Design and materials after the break ...
Cozys allow backpackers to save fuel by finishing the cooking process in a cozy. For instance the excellent web site Trailcooking.com in their "Fuel Saver Quinoa" suggests boiling quinoa for 5 minutes, then placing the pot in a cozy for 15 minutes. A big savings over simmering for 20 minutes!
I decided to go back to the ripstop cotton duck. It's relatively heavy, but tough. I chose cotton, because I take the pot right off the flame and slip it into the cozy, and I don't want it to melt. The pattern is a tropical-themed cammy.
I still had some Insul-Bright for insulation. It's a hollow polyester fiber with a metallized film backing. The backing resists radiant heat loss, the fiber resists conduction. The metallized side goes towards the heat source.
I made a pattern by measuring the circumferences of the lid and the pot. The sides of this lid stick out quite a bit from the sides of the pot, so I decided to make the outside piece the size of the lid's circumference. The inside piece is the circumference of the pot, and its height is the distance between the pot's bottom and the bottom lip of the lid. That way the insulation fits in under the lid. I used the lid's circumference give me the for the bottom piece. Then I added 5/8" for all seams ...

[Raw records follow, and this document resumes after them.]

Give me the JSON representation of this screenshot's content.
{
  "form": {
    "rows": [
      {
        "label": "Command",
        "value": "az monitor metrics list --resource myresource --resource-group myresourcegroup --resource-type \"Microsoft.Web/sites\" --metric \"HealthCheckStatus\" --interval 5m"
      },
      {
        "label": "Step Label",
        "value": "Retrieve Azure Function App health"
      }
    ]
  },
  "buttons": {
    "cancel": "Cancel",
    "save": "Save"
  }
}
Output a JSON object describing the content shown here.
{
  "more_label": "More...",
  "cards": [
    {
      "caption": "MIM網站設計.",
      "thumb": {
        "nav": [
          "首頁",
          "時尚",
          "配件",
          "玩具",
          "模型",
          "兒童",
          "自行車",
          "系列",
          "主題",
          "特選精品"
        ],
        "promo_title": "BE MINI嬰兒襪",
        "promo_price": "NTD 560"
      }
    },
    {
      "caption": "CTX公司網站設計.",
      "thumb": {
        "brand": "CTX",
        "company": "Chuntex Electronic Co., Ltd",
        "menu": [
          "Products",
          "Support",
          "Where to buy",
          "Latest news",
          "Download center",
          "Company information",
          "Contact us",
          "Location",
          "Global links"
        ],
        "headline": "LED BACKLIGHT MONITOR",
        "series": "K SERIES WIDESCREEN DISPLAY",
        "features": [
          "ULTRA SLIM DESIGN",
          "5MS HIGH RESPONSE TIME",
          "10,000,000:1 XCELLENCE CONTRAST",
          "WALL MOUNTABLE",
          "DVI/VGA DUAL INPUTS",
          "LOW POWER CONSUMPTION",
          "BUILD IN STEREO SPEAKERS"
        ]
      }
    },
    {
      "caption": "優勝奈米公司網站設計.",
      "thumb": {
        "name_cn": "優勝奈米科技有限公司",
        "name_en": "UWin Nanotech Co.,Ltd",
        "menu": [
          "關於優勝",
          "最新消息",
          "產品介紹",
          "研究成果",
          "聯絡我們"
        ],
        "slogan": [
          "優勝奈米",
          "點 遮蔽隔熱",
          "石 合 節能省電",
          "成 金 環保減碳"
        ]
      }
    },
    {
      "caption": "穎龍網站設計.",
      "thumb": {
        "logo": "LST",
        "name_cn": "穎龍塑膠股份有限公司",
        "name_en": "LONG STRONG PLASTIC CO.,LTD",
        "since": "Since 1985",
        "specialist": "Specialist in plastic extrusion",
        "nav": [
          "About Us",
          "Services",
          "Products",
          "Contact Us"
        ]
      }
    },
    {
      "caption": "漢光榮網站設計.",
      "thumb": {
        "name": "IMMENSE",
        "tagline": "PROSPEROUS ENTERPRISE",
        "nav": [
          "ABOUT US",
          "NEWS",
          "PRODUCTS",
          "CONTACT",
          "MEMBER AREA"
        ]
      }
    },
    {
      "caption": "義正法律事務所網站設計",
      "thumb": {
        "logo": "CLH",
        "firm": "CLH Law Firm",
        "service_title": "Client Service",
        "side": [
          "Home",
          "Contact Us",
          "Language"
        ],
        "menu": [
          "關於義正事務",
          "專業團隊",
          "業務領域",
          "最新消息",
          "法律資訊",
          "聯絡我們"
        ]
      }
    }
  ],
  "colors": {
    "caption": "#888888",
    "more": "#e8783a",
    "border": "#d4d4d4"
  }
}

Basically, I repeated the same design I used on the first two versions. The slit down the side worked great for allowing me to slip the pot into the cozy with the handles deployed. I reduced the number of clasps from two to one, increased the size of the clasp, and I moved it down into the center of the slit. I never used both clasps on the last mod, they were a pain to manipulate, and moving it down provides easy access between the handles.
I also copied the previous designs in that I put the Insul-Brite around the sides and on the bottom. In previous versions, that insulation tended to bunch up when washed. This time, when I sewed the insulation to the inside piece of duck, I ran stitches across the length. In effect quilting it. Then I stitched that to the outside piece so that the quilting doesn't go all the way thru. Did the same with the bottom pieces. The quilting might reduce thermal efficiency a bit, but I suspect it'll be minimal.
It came out to 1.9 ozs, up from V2 which was 1 oz. I suspect it will hold up to the next 867 miles, and more!